経済学者の中室牧子慶大教授が24日、フジテレビ系の情報番組「サン!シャイン」(月~金曜午前8時14分)に出演。“京の奥座敷”と呼ばれる観光地、左京区の貴船(きぶね)地域のオーバーツーリズム問題に持論を展開した。
同地域では歩道がないために片側1車線で乗用車がやっと擦れ違えるような車道まで人があふれ、交通渋滞を引き起こしており、地元の関係者が交通整理をする姿が、番組では流れた。

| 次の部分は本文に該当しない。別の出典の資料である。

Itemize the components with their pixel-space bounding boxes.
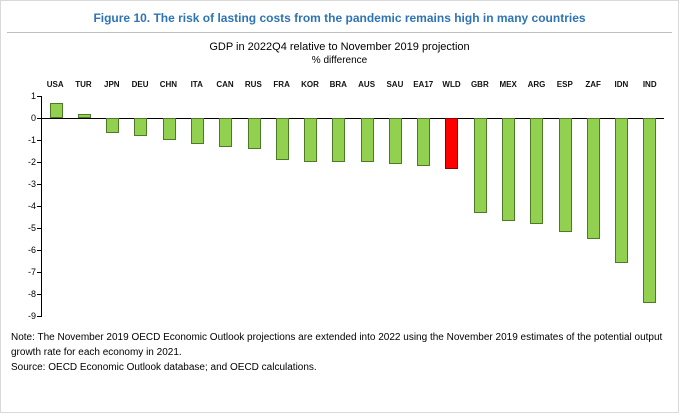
bar-aus (360, 118, 374, 162)
bar-ind (643, 118, 657, 303)
source-text: Source: OECD Economic Outlook database; … (11, 362, 317, 373)
y-tick-mark (37, 96, 42, 97)
category-labels-row: USA TUR JPN DEU CHN ITA CAN RUS FRA KOR BRA AUS SAU E… (41, 80, 664, 93)
y-tick-mark (37, 162, 42, 163)
category-label-usa: USA (46, 80, 64, 89)
note-text: Note: The November 2019 OECD Economic Ou… (11, 332, 663, 358)
bar-rus (247, 118, 261, 149)
category-label-idn: IDN (614, 80, 629, 89)
y-tick-label: -9 (27, 311, 36, 321)
category-label-can: CAN (216, 80, 234, 89)
y-tick-label: -5 (27, 223, 36, 233)
bar-bra (332, 118, 346, 162)
notes-block: Note: The November 2019 OECD Economic Ou… (11, 330, 668, 375)
category-label-esp: ESP (556, 80, 573, 89)
chart-area: USA TUR JPN DEU CHN ITA CAN RUS FRA KOR BRA AUS SAU E… (28, 80, 664, 321)
bar-sau (388, 118, 402, 165)
y-tick-label: -6 (27, 245, 36, 255)
category-label-rus: RUS (244, 80, 262, 89)
category-label-tur: TUR (75, 80, 92, 89)
category-label-fra: FRA (273, 80, 290, 89)
bar-wld (445, 118, 459, 169)
y-tick-label: -2 (27, 157, 36, 167)
bar-chn (162, 118, 176, 140)
y-tick-mark (37, 316, 42, 317)
plot-area: 1 0 -1 -2 -3 -4 -5 -6 -7 -8 -9 (28, 91, 664, 321)
category-label-ea17: EA17 (413, 80, 434, 89)
bar-usa (49, 102, 63, 118)
y-tick-mark (37, 140, 42, 141)
y-tick-label: 0 (30, 113, 36, 123)
bar-tur (77, 113, 91, 118)
category-label-kor: KOR (301, 80, 319, 89)
y-tick-mark (37, 118, 42, 119)
category-label-arg: ARG (527, 80, 546, 89)
y-tick-label: -3 (27, 179, 36, 189)
category-label-mex: MEX (499, 80, 517, 89)
bar-can (219, 118, 233, 147)
category-label-gbr: GBR (470, 80, 489, 89)
category-label-zaf: ZAF (585, 80, 601, 89)
category-label-ita: ITA (190, 80, 203, 89)
bar-esp (558, 118, 572, 233)
bar-jpn (106, 118, 120, 134)
y-tick-mark (37, 184, 42, 185)
bar-gbr (473, 118, 487, 213)
y-tick-label: -4 (27, 201, 36, 211)
y-tick-label: 1 (30, 91, 36, 101)
bar-idn (615, 118, 629, 264)
y-tick-mark (37, 228, 42, 229)
category-label-wld: WLD (442, 80, 461, 89)
bar-zaf (586, 118, 600, 239)
figure-title: Figure 10. The risk of lasting costs fro… (93, 11, 586, 25)
bar-ea17 (417, 118, 431, 167)
bar-fra (275, 118, 289, 160)
bar-ita (191, 118, 204, 145)
category-label-chn: CHN (159, 80, 178, 89)
y-tick-mark (37, 294, 42, 295)
zero-axis-line (42, 118, 664, 119)
y-tick-label: -1 (27, 135, 36, 145)
y-tick-mark (37, 272, 42, 273)
bar-mex (502, 118, 515, 222)
category-label-ind: IND (642, 80, 657, 89)
y-tick-mark (37, 250, 42, 251)
category-label-jpn: JPN (104, 80, 120, 89)
y-tick-mark (37, 206, 42, 207)
chart-title: GDP in 2022Q4 relative to November 2019 … (209, 41, 470, 53)
y-tick-label: -7 (27, 267, 36, 277)
category-label-aus: AUS (358, 80, 376, 89)
category-label-deu: DEU (131, 80, 149, 89)
bar-arg (530, 118, 544, 224)
bar-deu (134, 118, 148, 136)
chart-subtitle: % difference (311, 55, 368, 66)
category-label-sau: SAU (386, 80, 404, 89)
category-label-bra: BRA (329, 80, 347, 89)
y-tick-label: -8 (27, 289, 36, 299)
bar-kor (304, 118, 318, 162)
title-divider (7, 32, 672, 33)
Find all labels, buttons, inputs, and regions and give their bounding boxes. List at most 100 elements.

映像を見たMC谷原章介が、「貴船の皆さんからしても、お客さんが来ることはうれしいけど、そのせいで事故が起きたり、風情が失われるのは難しい」とコメントした。全国でのオーバーツーリズム対策地として宿泊客のみ駐車場が利用できる山形・銀山温泉や、集落手前の駐車場に車を止めて歩くという岐阜・白川郷の対策例も挙げられた。
中室教授は、「行動を変えてもらうにはしっかり情報を周知することも大切。海外の事例を見てみますと、ベネチアとかバルセロナでは観光税みたいなものを導入している。税収が入ってくるので、道路の拡幅とかインフラの整備にお金を使える。部分的にピーク時だけ入域制限をするという国もありますので、地域の経済の活性化と、オーバーツーリズムによって生じる交通とか環境への負荷をうまく両立させていけるといいかなと思います」と話した。
これを受けて番組スペシャルキャスターの俳優武田鉄矢が、「京都は歩きの観光地」として「工夫、工夫」とつぶやいていた。